É insólito, mas aconteceu. A ministra da Presidência, Maria Manuel Leitão Marques, deu como certo um veto presidencial ainda antes de ele acontecer. Depois de Marcelo Rebelo de Sousa ter feito sucessivos reparos sobre as dúvidas que lhe suscita a lei de acesso aos dados bancários, Leitão Marques assumiu ontem no final do Conselho de Ministros que o governo está à espera que o diploma não seja promulgado por Belém e até adiantou a disponibilidade do executivo para “rever” a sua posição.
“Aguardaremos a devolução do diploma pelo senhor Presidente da República e as razões por ele invocadas para rever a nossa posição, sendo que as duas primeiras partes [acordo com os Estados Unidos e transposição de uma diretiva comunitária] terão que ser naturalmente regulamentadas com caráter de urgência, tendo em conta as obrigações internacionais do Estado português nessa matéria e também as consequências que adviriam da não regulamentação para os bancos portugueses”, admitiu a ministra depois de questionada pelos jornalistas sobre a hipótese – há semanas avançada pelo SOL – de um veto presidencial.
Marcelo hesita Na quarta-feira começaram, porém, a vir de Belém indicações de que Marcelo poderia, afinal, optar por não vetar politicamente o diploma do governo, enviando-o em vez disso para a apreciação do Tribunal Constitucional.
Depois de semanas de indicações no sentido de um veto político – o primeiro de Marcelo a uma lei do governo –, começaram a vir de Belém sinais de dúvida sobre a melhor forma de encarar o problema para evitar uma guerra aberta com António Costa.
Ontem, o Expresso citava uma fonte próxima do Presidente da República para explicar o raciocínio que estará a ser feito por Marcelo Rebelo de Sousa. “Se tiver a certeza de que os juízes chumbam o diploma, o PR pode preferir esta via. Evita a pega de caras com o Governo”, dizia a fonte próxima de Marcelo.
A hesitação presidencial seria, assim, explicada com uma tática para evitar leituras de confronto com um governo que até já deu sinais de estar disponível para alterar a legislação por forma a acautelar as preocupações já expressas pelo Presidente.
Sendo difícil – até para um experimentado constitucionalista como Marcelo – advinhar o sentido da decisão do Tribunal Constitucional, em Belém recordava-se que o próprio PCP veio alertar para a eventual inconstitucionalidade do decreto-lei.
Numa coisa não há dúvidas na cabeça do Presidente: tal como está a lei não pode passar. De resto, Rebelo de Sousa tem um parecer da Comissão de Proteção de Dados que vai precisamente ao encontro das suas preocupações com a privacidade dos contribuintes.

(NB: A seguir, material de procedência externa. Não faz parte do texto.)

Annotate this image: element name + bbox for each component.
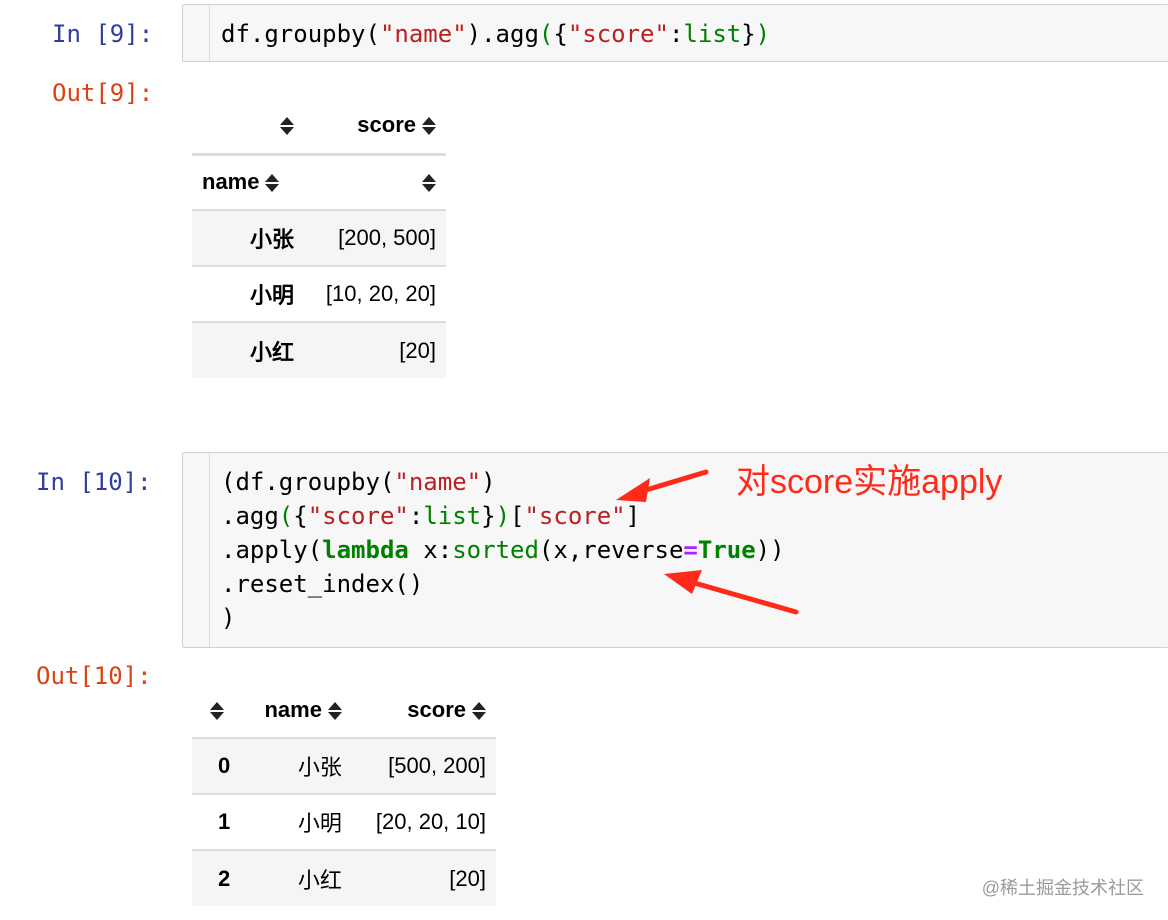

Recorde-se que a lei aprovada em Conselho de Ministros permite à Autoridade Tributária aceder aos saldos bancários de qualquer cidadão sempre que estes ultrapassem os 50 mil euros, ainda que não recaia sobre o contribuinte qualquer suspeita.
A lei foi criada a partir da transposição de uma diretiva europeia – que terá de ser vertida para a lei nacional – que pretende tornar mais fácil a partilha de dados bancários entre vários estados. Mas o governo aproveitou a para ir mais longe e criou um diploma que na prática deixa o Fisco aceder a dados de qualquer cidadão com contas superiores a 50 mil euros.
António Costa – que nisto tem o apoio do BE, mas não o do PCP – apresentou a medida como parte fundamental do combate à evasão fiscal, dando a entender que insistiria nela na rentrée do PS. Mas pouco depois disso começaram a vir do Governo sinais de que, afinal, haveria recuo – como ficou claro nas declarações de ontem de Maria Manuel Leitão Marques.